The Newly Discovered Torii Botnet Cannot Be Matched by Others in Its Sophistication

If you have no idea what a botnet is, it might be difficult to understand the sophistication of Torii, a newly discovered botnet that, according to researchers, could have been active since at least December 2017. The botnet has been brought out of the dark corners of the web into the daylight by Vesselin Bontchev, who shared his discovery via Twitter on September 19. Since then, researchers everywhere have been analyzing Torii, and the mutual consensus is that this botnet is like nothing else that has been observed before.
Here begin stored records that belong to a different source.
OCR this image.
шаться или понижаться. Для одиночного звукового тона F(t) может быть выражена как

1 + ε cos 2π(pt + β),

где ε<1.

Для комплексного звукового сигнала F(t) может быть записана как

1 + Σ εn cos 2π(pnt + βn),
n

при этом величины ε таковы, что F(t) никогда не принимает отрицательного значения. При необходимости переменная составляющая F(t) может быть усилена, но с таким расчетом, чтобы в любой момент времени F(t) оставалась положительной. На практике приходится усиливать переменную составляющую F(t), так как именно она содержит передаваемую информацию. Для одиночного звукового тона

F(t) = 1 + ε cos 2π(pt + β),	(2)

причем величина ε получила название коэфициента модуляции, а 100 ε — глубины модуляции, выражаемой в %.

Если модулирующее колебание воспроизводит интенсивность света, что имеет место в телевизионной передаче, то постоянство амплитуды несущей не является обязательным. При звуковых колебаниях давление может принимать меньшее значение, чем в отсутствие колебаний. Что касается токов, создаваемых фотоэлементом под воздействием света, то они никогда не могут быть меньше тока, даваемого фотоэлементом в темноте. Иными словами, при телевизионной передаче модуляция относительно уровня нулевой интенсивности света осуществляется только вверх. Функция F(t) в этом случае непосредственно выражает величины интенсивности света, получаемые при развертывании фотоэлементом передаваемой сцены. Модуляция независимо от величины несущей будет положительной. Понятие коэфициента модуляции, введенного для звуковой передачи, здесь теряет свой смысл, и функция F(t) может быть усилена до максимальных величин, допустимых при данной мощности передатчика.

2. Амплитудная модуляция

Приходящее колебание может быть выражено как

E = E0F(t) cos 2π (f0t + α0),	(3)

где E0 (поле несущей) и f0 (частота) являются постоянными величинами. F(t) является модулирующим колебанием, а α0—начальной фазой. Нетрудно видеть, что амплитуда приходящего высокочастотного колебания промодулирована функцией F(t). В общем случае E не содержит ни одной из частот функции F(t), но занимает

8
From what we know so far, virtually any command could be executed remotely using it, and that makes it an immense threat to virtual security. The targets of this botnet are still unknown, but it is obvious that everyone must secure their networks against it.

Just like Bontchev first reported via its tweet, Torii Botnet was found spreading via Telnet, which is a kind of a protocol that allows anyone to access a computer remotely. Without a doubt, in this situation, the attacker uses known and discovered security backdoors to obtain access to the computer silently. Just like any other botnet, Torii relies on stealthiness to guarantee that its malicious activity stays undisturbed. If malware is uncovered right away, victims can take action to protect their systems and remove intruders. Of course, when it comes to botnet malware, removal isn’t something that can be handled easily. After all, a botnet is a net of Internet-connected devices that are infected at the same time. These devices can include servers and computers, and if one computer is cleaned and is removed from the botnet, that does not mean that Torii stops existing. In most cases, botnets are employed to perform mass spam attacks and DDoS (distributed denial of service) attacks, but that is not something that has been linked to Torii yet.

So, how do you know if your operating system has been affected by Torii? Unless you notice something out of the ordinary – for example, your computer starts running slower or crashes completely – you might be able to uncover malware that has attacked your operating system only with the help of the right anti-malware security system. As discussed already, malware is distributed via a Telnet attack, which is possible only on vulnerable systems with a weak access to them. If a vulnerability on a x86_64, x86, ARM, MIPS, Motorola 68k, SuperH, or PPC system is found, a malicious payload is downloaded silently. Both HTTP and FTP protocols are used for that, depending on the system that is being infected. The binaries are downloaded as ELF files, and it appears that they are used solely for the purpose of downloading a secondary payload, which is also in ELF format.

After execution, Torii employs six unique methods (could be more) to ensure that the payload survives. If it is deployed successfully, it can start executing commands from a remote C&C server. It can also start exfiltrating data, which, of course, is done silently and illegally. At the time of research, Torii was contacting cloud.tillywirtz.com, top.haletteompson.com, and trade.andrewabendroth.com C&C servers, but this is something that changes constantly and frequently. The data that is being transmitted between the servers and the computer in the botnet is encrypted using the AES-128 cipher to conceal it. Furthermore, every piece of data is encrypted with a XOR cipher too. According to the information, the data that Torii malware exfiltrates includes hostnames, MAC addresses, device type and name, and even the version of the operating system. Because the botnet contacts the C&C server on a loop, new commands can be received and executed at any given time.

Torii malware can connect hundreds or even thousands of unique IPs into one botnet, and the number of times these IPs might connect to C&C servers could reach millions. Unfortunately, once the device is infected with this malware, malicious attackers could exfiltrate sensitive data and then execute any code they want. Due to this, this malware is incredibly versatile, adaptable, and unpredictable. There is no doubt that this malware has great potential to become a serious weapon in the hands of cyber criminals, and only time will tell how it will be deployed. For now, it is most important that everyone who owns an Internet-connected device takes appropriate security measures. Installing all updates and employing trustworthy, up-to-date anti-malware software are two most important steps you must take right now.

References

Rouse, M. Botnet. TechTarget.
Rouse, M. Telnet. TechTarget.
Threat Intelligence Team. September 27,2018. Torii botnet - Not another Mirai variant. Avast Blog.